King shrugged and said, “I’ll give it a try.”
Six years later, King has pulled adult stem cells out of a living rat, using the cells’ peculiar rolling motion, with a far greater purity than any present technique. His research has also shown promise with cancer cells, exploiting the signaling process cells use to find infection, find a place to grow, or find a place to start a tumor.
One of the mysteries of the human immune system is the mechanics of how white blood cells, called neutrophils, flow so freely through the circulatory system but can leave the bloodstream and collect when and where they’re needed. When a foreign element invades the body, the interior of the wall of the nearby tiny blood vessels expresses an adhesive protein called selectin. The selectin binds very rapidly to a carbohydrate on the surface of a neutrophil and causes the cell to slowly roll along the vessel wall. The adhesion is perfectly balanced so the cell rarely sticks in one place or washes away with the blood flow. Instead, the cell rolls along like a stone on a riverbed. With its slower motion and constant contact with the vessel wall, the neutrophil can more easily look for a variety of chemicals and proteins called a chemokine that signal the cell to halt and crawl out of the vessel to the inflammation site.
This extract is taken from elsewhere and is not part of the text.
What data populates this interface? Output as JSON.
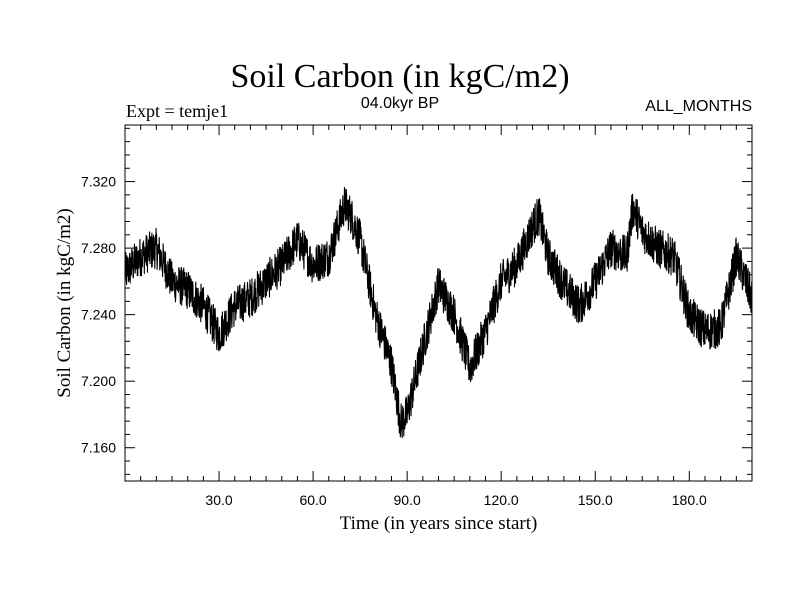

Like neutrophils, cancer and stem cells respond to particular selectins. With the availability of stem cells Liesveld could provide, King began to explore the mechanics of exactly how these cells find their way to their destinations. In a new British Journal of Haematology paper, King and his colleagues at the University of Rochester show they can exploit the process by implanting a tube coated with human P-selectin protein into a living rat. The selectin coating remained active for 1-2 hours, and when King removed the device, he found he’d indeed captured cells straight out of the bloodstream, including contaminants—non-stem cells—as expected. What he didn’t expect was how many of the cells were viable stem cells.
“I was astounded,” says King. “More than 25 percent of the sample was stem cells. It’s amazing because even when you use drugs to increase the number of free stem cells in the blood, they still only make up less than 1 percent of all cells. If you use traditional methods to collect stem cells, centrifuging the rat’s blood, even in these drug-treated rats you might get 3 or 4 percent stem cells—meaning only 3 or 4 percent of the cells you obtain are stem cells.”
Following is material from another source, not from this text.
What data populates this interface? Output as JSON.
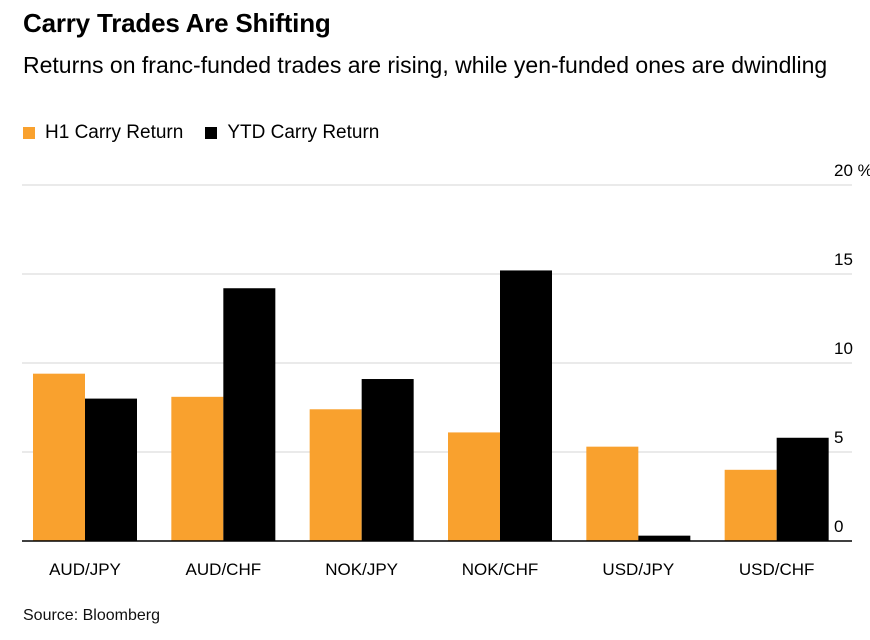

Centrifugal methods currently produce an overall higher stem cell yield than the selectin technique because they start with far more blood material, but King believes the microscale device can be scaled up to significantly larger capacity.
Beyond simply capturing cells, the exploitation of cellular rolling could lead to reprogramming cells that pass through such a device. As the cell rolls across the adhesive surface, it could be forced to contact other proteins on the surface. These proteins can be designed to steer a stem cell’s development, for instance, forcing it to become a specific type of blood, bone, or muscle cell.
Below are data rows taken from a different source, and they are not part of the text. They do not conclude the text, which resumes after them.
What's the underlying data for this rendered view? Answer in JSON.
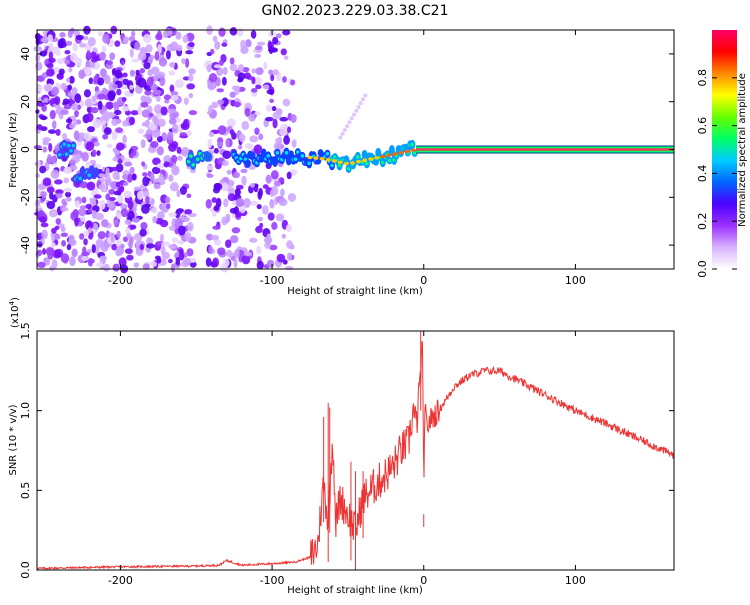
{
  "title": "GN02.2023.229.03.38.C21",
  "chart_data": [
    {
      "type": "heatmap",
      "xlabel": "Height of straight line (km)",
      "ylabel": "Frequency (Hz)",
      "xlim": [
        -255,
        165
      ],
      "ylim": [
        -50,
        50
      ],
      "xticks": [
        -200,
        -100,
        0,
        100
      ],
      "yticks": [
        -40,
        -20,
        0,
        20,
        40
      ],
      "colorbar": {
        "label": "Normalized spectral amplitude",
        "range": [
          0,
          1
        ],
        "ticks": [
          "0.0",
          "0.2",
          "0.4",
          "0.6",
          "0.8"
        ],
        "colors": [
          "#ffffff",
          "#d9b3ff",
          "#9b30ff",
          "#4b00ff",
          "#0066ff",
          "#00ccff",
          "#00ff66",
          "#66ff00",
          "#ffff00",
          "#ff8800",
          "#ff0000",
          "#ff0066"
        ]
      },
      "ridge": [
        {
          "x": -230,
          "y": -10
        },
        {
          "x": -150,
          "y": -4
        },
        {
          "x": -120,
          "y": -4
        },
        {
          "x": -100,
          "y": -4
        },
        {
          "x": -80,
          "y": -3
        },
        {
          "x": -65,
          "y": -4
        },
        {
          "x": -50,
          "y": -6
        },
        {
          "x": -35,
          "y": -4
        },
        {
          "x": -20,
          "y": -2
        },
        {
          "x": -5,
          "y": 0
        },
        {
          "x": 165,
          "y": 0
        }
      ]
    },
    {
      "type": "line",
      "xlabel": "Height of straight line (km)",
      "ylabel": "SNR (10 * v/v)",
      "yunit": "(x10",
      "yunit_exp": "4",
      "yunit_close": ")",
      "xlim": [
        -255,
        165
      ],
      "ylim": [
        0,
        1.5
      ],
      "xticks": [
        -200,
        -100,
        0,
        100
      ],
      "yticks": [
        "0.0",
        "0.5",
        "1.0",
        "1.5"
      ],
      "color": "#ee3333",
      "x": [
        -255,
        -200,
        -150,
        -135,
        -130,
        -120,
        -100,
        -85,
        -75,
        -70,
        -66,
        -63,
        -60,
        -58,
        -55,
        -50,
        -45,
        -40,
        -35,
        -30,
        -25,
        -20,
        -15,
        -10,
        -7,
        -5,
        -3,
        -1,
        0,
        1,
        2,
        5,
        10,
        20,
        30,
        40,
        50,
        60,
        80,
        100,
        120,
        140,
        165
      ],
      "y": [
        0.01,
        0.02,
        0.025,
        0.03,
        0.06,
        0.03,
        0.04,
        0.05,
        0.08,
        0.15,
        0.55,
        0.3,
        0.85,
        0.3,
        0.45,
        0.35,
        0.25,
        0.45,
        0.5,
        0.55,
        0.6,
        0.65,
        0.75,
        0.8,
        1.0,
        0.9,
        1.1,
        1.4,
        0.6,
        1.0,
        0.9,
        0.95,
        1.0,
        1.15,
        1.22,
        1.25,
        1.25,
        1.2,
        1.1,
        1.0,
        0.92,
        0.83,
        0.72
      ],
      "spikes": [
        {
          "x": -66,
          "y": 0.96
        },
        {
          "x": -63,
          "y": 1.05
        },
        {
          "x": -62,
          "y": 1.02
        },
        {
          "x": -48,
          "y": 0.68
        },
        {
          "x": -45,
          "y": 0.62
        },
        {
          "x": -40,
          "y": 0.62
        },
        {
          "x": -2,
          "y": 1.5
        },
        {
          "x": 0,
          "y": 0.27
        }
      ]
    }
  ]
}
King thinks someday an implantable device could continuously reprogram stem cells and neutrophils in the living bloodstream, but he is already hard at work on a device that holds the same promise for cancerous cells.
Since cancer cells use the same rolling mechanism to travel around the body and lodge in interstitial tissue, King and others are investigating which selectins cancer cells respond to. The researchers in his lab are working to create a microscale tube that might attract cancer cells and use “permanent” receptor-mediated triggering proteins to reprogram them to self-destruct. King has already verified that he can control the rolling adhesion of various types of cancer cells, including leukemias, prostate, retinoblastoma, and colorectal cancer cells.
“One of our ultimate goals is to develop an implantable device that will selectively remove metastatic cells from the blood,” says King. “Those cells can predate detectable tumors by years, so we might catch them before they become dangerous.”